A hallmark of many multiparty construction mediations is that a number of parties are similarly positioned with respect to exposure or, for that matter, entitlement. This similarity of position causes anxiety about the nature of discussions with other parties in the class, particularly concerning offers being put forth. The fear of embarrassment looms large for a party that might be discovered to have committed to pay multiples of the number a similarly- situated party settled for.

These anxieties about settlement offers can be dampened by treating individual discussions and offers with each of the similarly situated parties as confidential from each other. This approach has the added benefit of encouraging dialogue, because each party in the class may negotiate with confidence that other discussions will not undermine progress.

A good rule of thumb for this approach to confidentiality in the construction mediation setting is that the higher up the chain of privity, the less confidentiality for settlement offers is required. Which is to say that, in a construction defect case where the owner is the claimant, the owner can be expected to be aware of all individual offers that make up the total settlement amount; the general contractor can be expected to be aware of all individual offers from its subcontractors; and so on down the line of privity. But note that the general contractor need not be made aware of settlement amounts coming to the owner from the design team, which frequently will have a chain-of-privity relationship with the owner that is separate from the general contractor.

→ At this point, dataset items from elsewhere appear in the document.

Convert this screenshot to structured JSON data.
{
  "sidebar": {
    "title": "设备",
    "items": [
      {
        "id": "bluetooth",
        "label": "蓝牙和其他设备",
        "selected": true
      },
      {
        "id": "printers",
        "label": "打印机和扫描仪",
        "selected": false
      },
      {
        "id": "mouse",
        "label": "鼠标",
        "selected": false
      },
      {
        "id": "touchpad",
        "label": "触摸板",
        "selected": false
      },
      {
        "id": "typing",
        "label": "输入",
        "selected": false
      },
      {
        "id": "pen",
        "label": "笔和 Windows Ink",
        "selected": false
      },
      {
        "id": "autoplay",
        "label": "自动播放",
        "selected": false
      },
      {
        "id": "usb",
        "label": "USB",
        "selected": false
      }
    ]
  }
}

Once a partial or global resolution of the dispute is reached, it is important in the documentation phase to silo the individual settlements with similarly situated parties to maintain the confidentiality of individual settlement amounts. This of course means more labor to draw up individual agreements with each party, which will not be seen by the other similarly-situated parties.


The number of players contributing work to any construction project, whether a high-rise or a power plant, increases the chance that a mediation of disputes arising from the project will have multiple parties and multiple issues. The complexity inherent in such mediations cannot be eliminated, but the prospects for success can be heightened by the thoughtful use of the techniques explored in this article.

Scott St. Marie is a construction mediator in Brooklyn, NY.